Cosa deve contenere il registro delle attività di trattamento

- Il nome e i dati di contatto del titolare del trattamento e, se presente, del contitolare del trattamento, del rappresentante del titolare del trattamento e del responsabile della protezione dei dati;

- Le finalità del trattamento;

- La descrizione delle categorie di interessati e delle categorie di dati personali;

- Le categorie di destinatari a cui i dati personali siano stati o saranno comunicati, compresi i destinatari di paesi terzi;

- Se presenti, i trasferimenti di dati personali verso paesi terzi e la loro identificazione;

- I termini ultimi previsti per la cancellazione delle diverse categorie di dati;

- Una descrizione generale delle misure di sicurezza tecniche e organizzative.

Questo registro è quindi uno degli adempimenti più importanti concernenti le attività di trattamento.

Al titolare del trattamento è imposto l’obbligo di documentazione della conformità della propria organizzazione alle prescrizioni della legge; quest’obbligo grava anche sul responsabile, per i trattamenti che questi svolga per conto di un titolare.

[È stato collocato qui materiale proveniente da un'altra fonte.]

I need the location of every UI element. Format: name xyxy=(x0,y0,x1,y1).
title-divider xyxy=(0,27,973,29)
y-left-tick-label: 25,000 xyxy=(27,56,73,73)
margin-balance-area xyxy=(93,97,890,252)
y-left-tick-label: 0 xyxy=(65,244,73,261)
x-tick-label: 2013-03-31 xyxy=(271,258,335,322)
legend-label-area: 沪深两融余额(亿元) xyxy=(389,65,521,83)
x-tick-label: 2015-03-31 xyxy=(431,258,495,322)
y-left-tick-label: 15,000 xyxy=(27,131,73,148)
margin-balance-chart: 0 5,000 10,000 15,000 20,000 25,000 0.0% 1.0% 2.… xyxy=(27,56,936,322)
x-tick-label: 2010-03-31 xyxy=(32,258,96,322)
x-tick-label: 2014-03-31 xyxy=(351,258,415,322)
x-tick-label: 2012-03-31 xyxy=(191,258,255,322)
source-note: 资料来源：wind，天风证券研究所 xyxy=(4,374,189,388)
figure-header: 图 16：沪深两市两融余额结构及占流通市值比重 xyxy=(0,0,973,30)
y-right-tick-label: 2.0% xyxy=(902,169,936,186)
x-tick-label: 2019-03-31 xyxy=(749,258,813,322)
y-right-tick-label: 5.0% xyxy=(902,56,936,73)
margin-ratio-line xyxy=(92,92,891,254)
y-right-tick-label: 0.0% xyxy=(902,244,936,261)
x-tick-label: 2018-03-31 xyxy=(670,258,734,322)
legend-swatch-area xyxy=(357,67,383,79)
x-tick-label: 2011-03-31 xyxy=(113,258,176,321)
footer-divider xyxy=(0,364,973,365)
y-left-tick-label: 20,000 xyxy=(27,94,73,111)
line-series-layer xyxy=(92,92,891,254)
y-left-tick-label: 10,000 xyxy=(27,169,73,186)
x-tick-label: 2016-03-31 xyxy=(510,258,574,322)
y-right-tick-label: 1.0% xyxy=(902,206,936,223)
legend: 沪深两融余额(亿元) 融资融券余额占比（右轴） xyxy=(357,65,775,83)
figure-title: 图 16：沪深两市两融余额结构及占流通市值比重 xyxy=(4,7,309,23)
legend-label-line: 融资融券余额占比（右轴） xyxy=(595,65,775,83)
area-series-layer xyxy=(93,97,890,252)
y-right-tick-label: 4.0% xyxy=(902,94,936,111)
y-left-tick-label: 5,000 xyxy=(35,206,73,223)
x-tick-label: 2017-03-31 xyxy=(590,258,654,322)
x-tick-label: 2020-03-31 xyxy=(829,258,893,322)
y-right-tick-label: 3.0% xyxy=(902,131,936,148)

Chi deve dotarsi del registro delle attività di trattamento

L’obbligo di redazione e adozione del registro non è generale: il par. 5 dell’art. 30 specifica che esso non compete “alle imprese o organizzazioni con meno di 250 dipendenti, a meno che il trattamento che esse effettuano possa presentare un rischio per i diritti e le libertà dell’interessato, il trattamento non sia occasionale o includa il trattamento di categorie particolari di dati di cui all’articolo 9, paragrafo 1, o i dati personali relativi a condanne penali e a reati di cui all’articolo 10.”

Riguardo ai soggetti obbligati alla tenuta del registro dei trattamenti, come risulta dall'art. 30, paragrafi 2 e 3 essi sono il titolare e il responsabile del trattamento o, se presenti, i loro rappresentanti.

Le altre funzioni del registro

La tenuta del registro non è solo un obbligo. La sua redazione può avere anche altri scopi:

  • Diffondere informazione, consapevolezza e condivisione interna;

  • Costituire lo strumento di pianificazione e controllo della politica della sicurezza di dati e banche di dati.